Mushrooms for the Memories

It didn't rain enough on the farm to get a good mushroom 'crop' very often, but you can be sure that when we did, we didn't waste the opportunity.
Of course the mushrooms didn't all grow in the one spot and we drove around different paddocks, looking in all the likely places. We'd pick so many that we couldn't possibly eat them all ourselves and I remember one season offering some to the local minister.
The only type of fungus that seemed to grow in the district was the common mushroom - the type that we gorged - and the toadstool, which one could never mistake.

It is disappointing now to see them growing on the side of the track home and watching them quickly turn black and inedible. Do the same people who ignore this bounty from nature, turn around and pay a premium at their local greengrocer for this 'meat for vegetarians'? It seems passing strange as they are quite delicious eaten straight from the ground when they first sprout.

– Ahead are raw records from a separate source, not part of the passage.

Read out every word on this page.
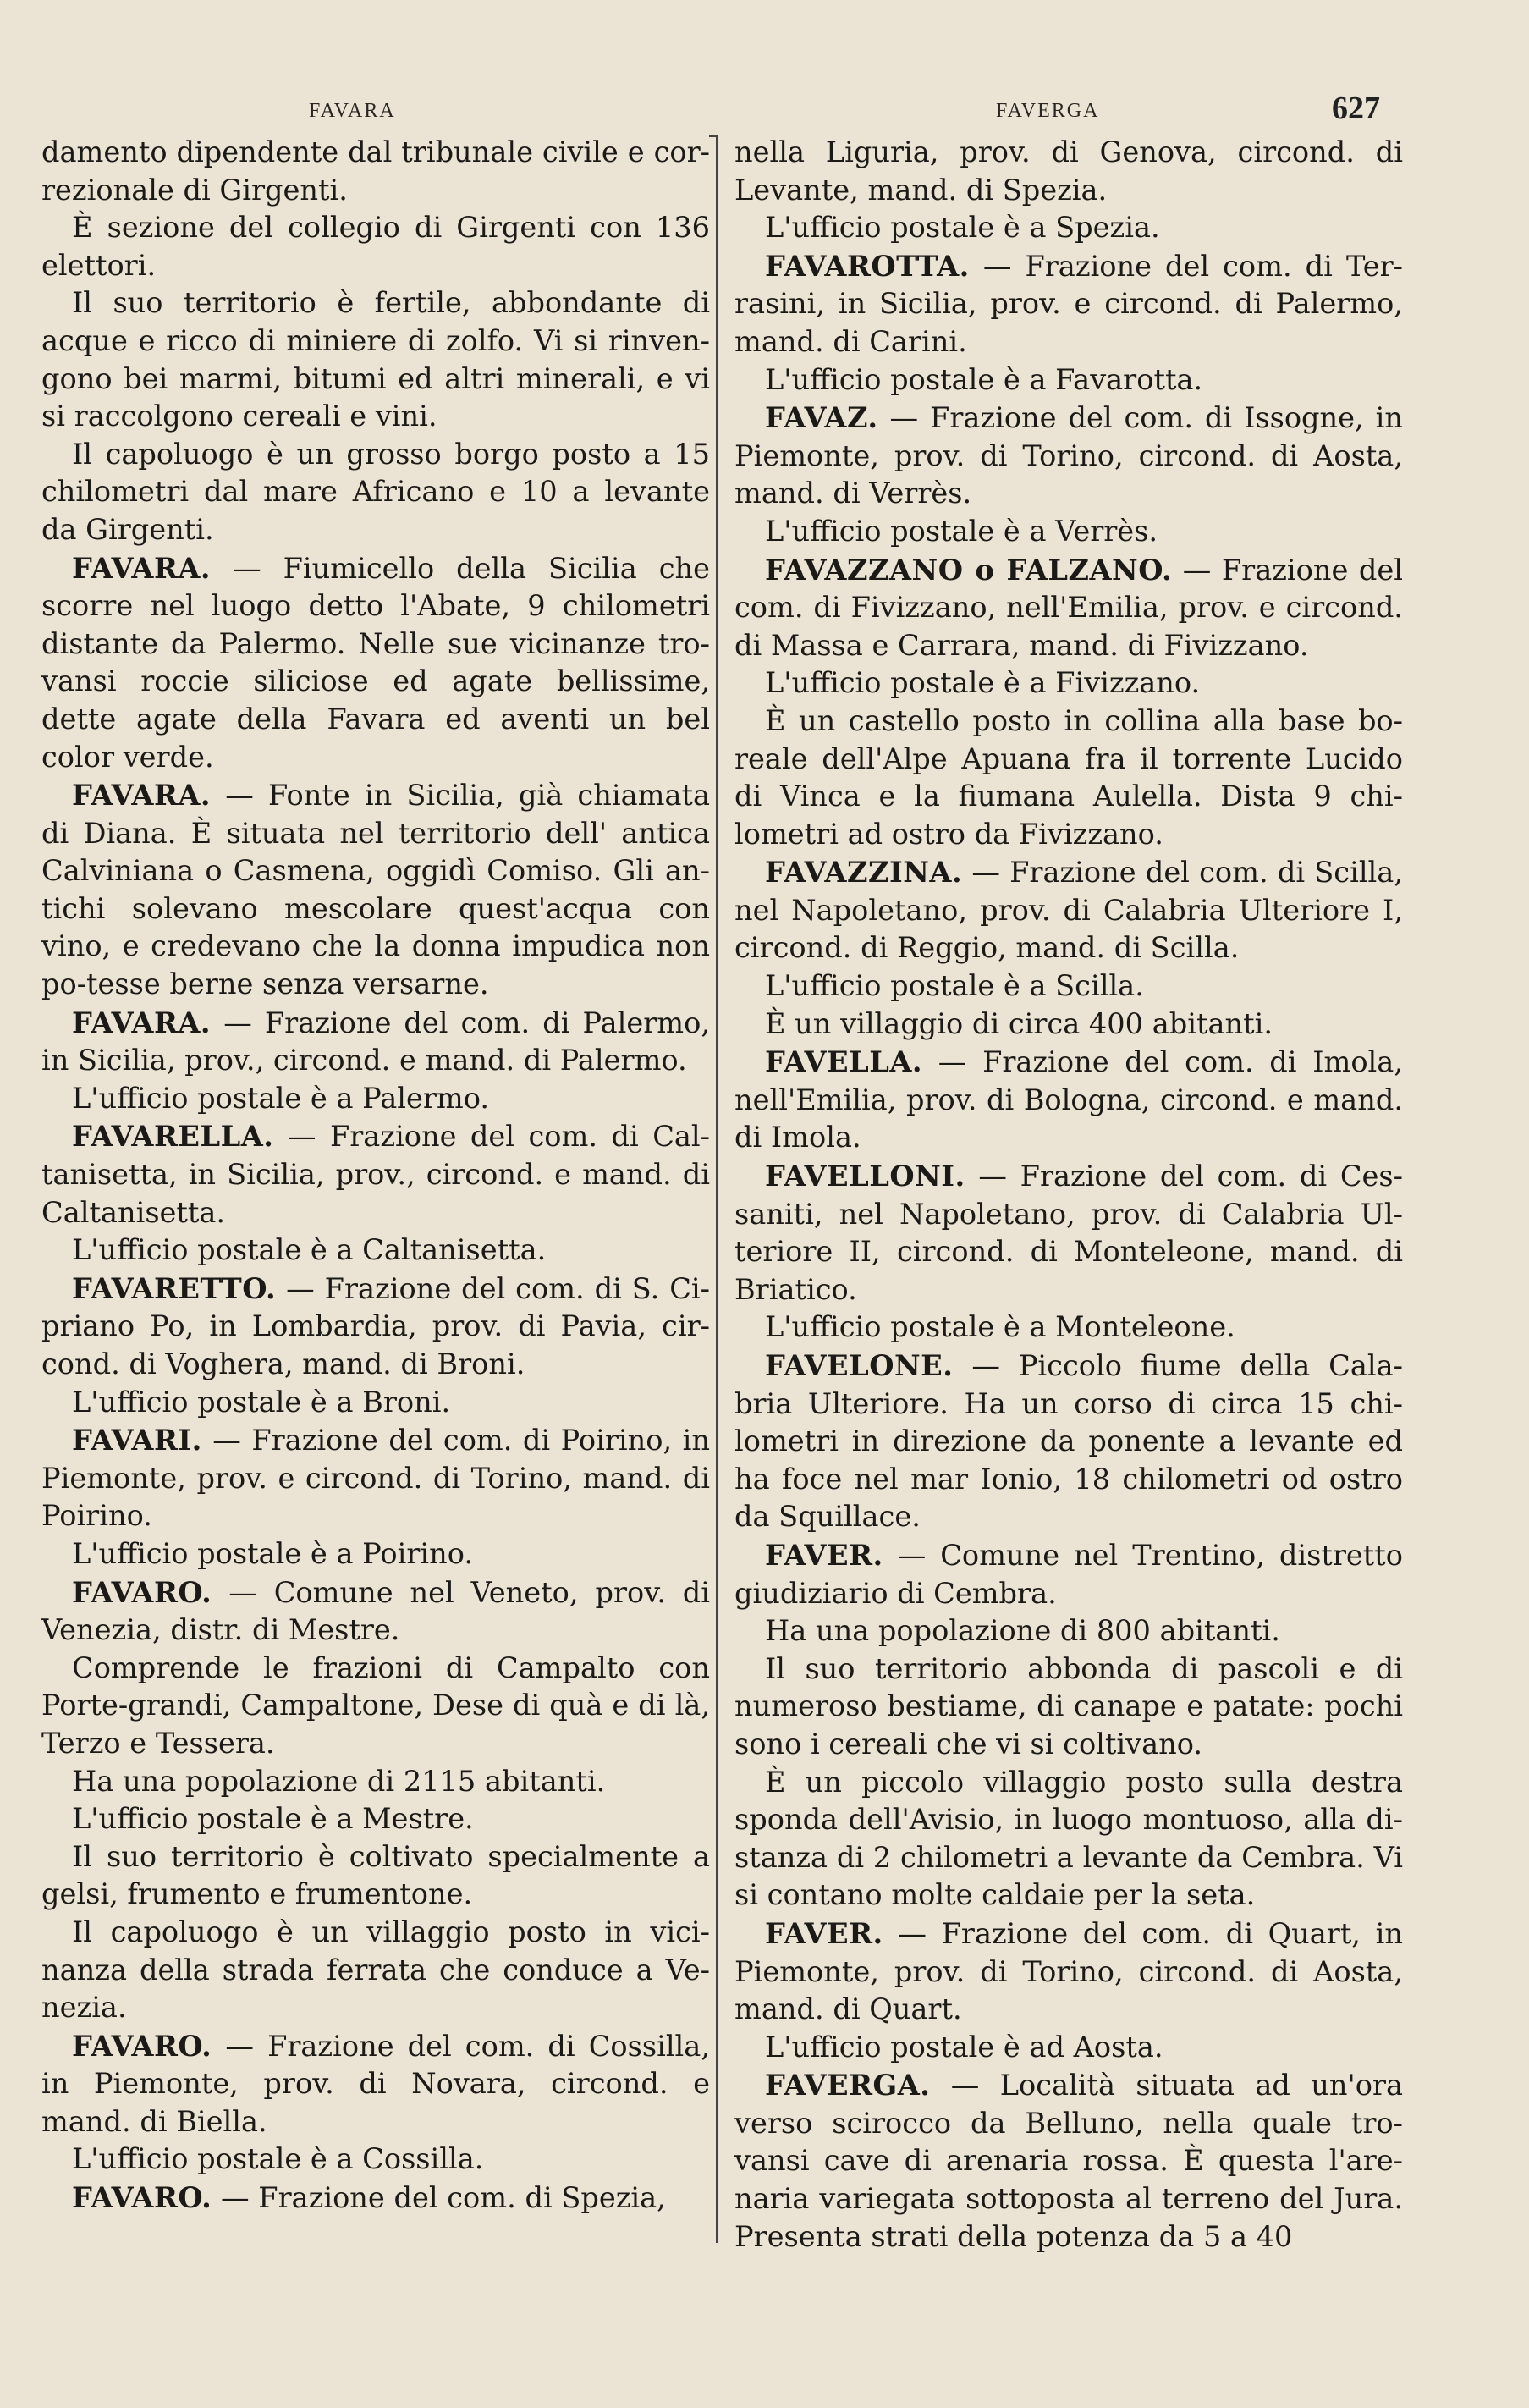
FAVARA	FAVERGA	627

damento dipendente dal tribunale civile e cor-rezionale di Girgenti.

È sezione del collegio di Girgenti con 136 elettori.

Il suo territorio è fertile, abbondante di acque e ricco di miniere di zolfo. Vi si rinven-gono bei marmi, bitumi ed altri minerali, e vi si raccolgono cereali e vini.

Il capoluogo è un grosso borgo posto a 15 chilometri dal mare Africano e 10 a levante da Girgenti.

FAVARA. — Fiumicello della Sicilia che scorre nel luogo detto l'Abate, 9 chilometri distante da Palermo. Nelle sue vicinanze tro-vansi roccie siliciose ed agate bellissime, dette agate della Favara ed aventi un bel color verde.

FAVARA. — Fonte in Sicilia, già chiamata di Diana. È situata nel territorio dell' antica Calviniana o Casmena, oggidì Comiso. Gli an-tichi solevano mescolare quest'acqua con vino, e credevano che la donna impudica non po-tesse berne senza versarne.

FAVARA. — Frazione del com. di Palermo, in Sicilia, prov., circond. e mand. di Palermo.

L'ufficio postale è a Palermo.

FAVARELLA. — Frazione del com. di Cal-tanisetta, in Sicilia, prov., circond. e mand. di Caltanisetta.

L'ufficio postale è a Caltanisetta.

FAVARETTO. — Frazione del com. di S. Ci-priano Po, in Lombardia, prov. di Pavia, cir-cond. di Voghera, mand. di Broni.

L'ufficio postale è a Broni.

FAVARI. — Frazione del com. di Poirino, in Piemonte, prov. e circond. di Torino, mand. di Poirino.

L'ufficio postale è a Poirino.

FAVARO. — Comune nel Veneto, prov. di Venezia, distr. di Mestre.

Comprende le frazioni di Campalto con Porte-grandi, Campaltone, Dese di quà e di là, Terzo e Tessera.

Ha una popolazione di 2115 abitanti.

L'ufficio postale è a Mestre.

Il suo territorio è coltivato specialmente a gelsi, frumento e frumentone.

Il capoluogo è un villaggio posto in vici-nanza della strada ferrata che conduce a Ve-nezia.

FAVARO. — Frazione del com. di Cossilla, in Piemonte, prov. di Novara, circond. e mand. di Biella.

L'ufficio postale è a Cossilla.

FAVARO. — Frazione del com. di Spezia,

nella Liguria, prov. di Genova, circond. di Levante, mand. di Spezia.

L'ufficio postale è a Spezia.

FAVAROTTA. — Frazione del com. di Ter-rasini, in Sicilia, prov. e circond. di Palermo, mand. di Carini.

L'ufficio postale è a Favarotta.

FAVAZ. — Frazione del com. di Issogne, in Piemonte, prov. di Torino, circond. di Aosta, mand. di Verrès.

L'ufficio postale è a Verrès.

FAVAZZANO o FALZANO. — Frazione del com. di Fivizzano, nell'Emilia, prov. e circond. di Massa e Carrara, mand. di Fivizzano.

L'ufficio postale è a Fivizzano.

È un castello posto in collina alla base bo-reale dell'Alpe Apuana fra il torrente Lucido di Vinca e la fiumana Aulella. Dista 9 chi-lometri ad ostro da Fivizzano.

FAVAZZINA. — Frazione del com. di Scilla, nel Napoletano, prov. di Calabria Ulteriore I, circond. di Reggio, mand. di Scilla.

L'ufficio postale è a Scilla.

È un villaggio di circa 400 abitanti.

FAVELLA. — Frazione del com. di Imola, nell'Emilia, prov. di Bologna, circond. e mand. di Imola.

FAVELLONI. — Frazione del com. di Ces-saniti, nel Napoletano, prov. di Calabria Ul-teriore II, circond. di Monteleone, mand. di Briatico.

L'ufficio postale è a Monteleone.

FAVELONE. — Piccolo fiume della Cala-bria Ulteriore. Ha un corso di circa 15 chi-lometri in direzione da ponente a levante ed ha foce nel mar Ionio, 18 chilometri od ostro da Squillace.

FAVER. — Comune nel Trentino, distretto giudiziario di Cembra.

Ha una popolazione di 800 abitanti.

Il suo territorio abbonda di pascoli e di numeroso bestiame, di canape e patate: pochi sono i cereali che vi si coltivano.

È un piccolo villaggio posto sulla destra sponda dell'Avisio, in luogo montuoso, alla di-stanza di 2 chilometri a levante da Cembra. Vi si contano molte caldaie per la seta.

FAVER. — Frazione del com. di Quart, in Piemonte, prov. di Torino, circond. di Aosta, mand. di Quart.

L'ufficio postale è ad Aosta.

FAVERGA. — Località situata ad un'ora verso scirocco da Belluno, nella quale tro-vansi cave di arenaria rossa. È questa l'are-naria variegata sottoposta al terreno del Jura. Presenta strati della potenza da 5 a 40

I thought that maybe people were just unobservant but then I noticed some at the back of University where I work, growing right near the benches where we eat our lunch. By the time I spotted this clump, they had already gone off. What a shame.

2 Comments:

At 9:06 am , Blogger Steiny said...

My best friend, who is an attorney, never tires of reminding me how many mycologists with more than 30 years experience die each year as the result of misidentification....the window frame of my house is rotting and I'm pretty sure it's psilocybin growing there (pinches blue)

 
At 8:55 am , Blogger Berko Wills said...

Thanks for your comment, Steiny. You're right. Probably the mycologists get too cocky. I read a book on mushrooms as I was interested in identifying psilocybin, but it was too complicated for me, with so many fungi looking similar (of course, being colour blind doesn't help!)

I've gobbled a couple of what appeared to be magic mushrooms with no ill effect but glad I didn't tackle that giant one with the brown cap and white gills. Have a feeling I wouldn't have survived.

And the only time I've eaten slippery jacks is when my housemate chef picked some for dinner. But plain old mushrooms: white caps, pink gills. No chance of confusing them.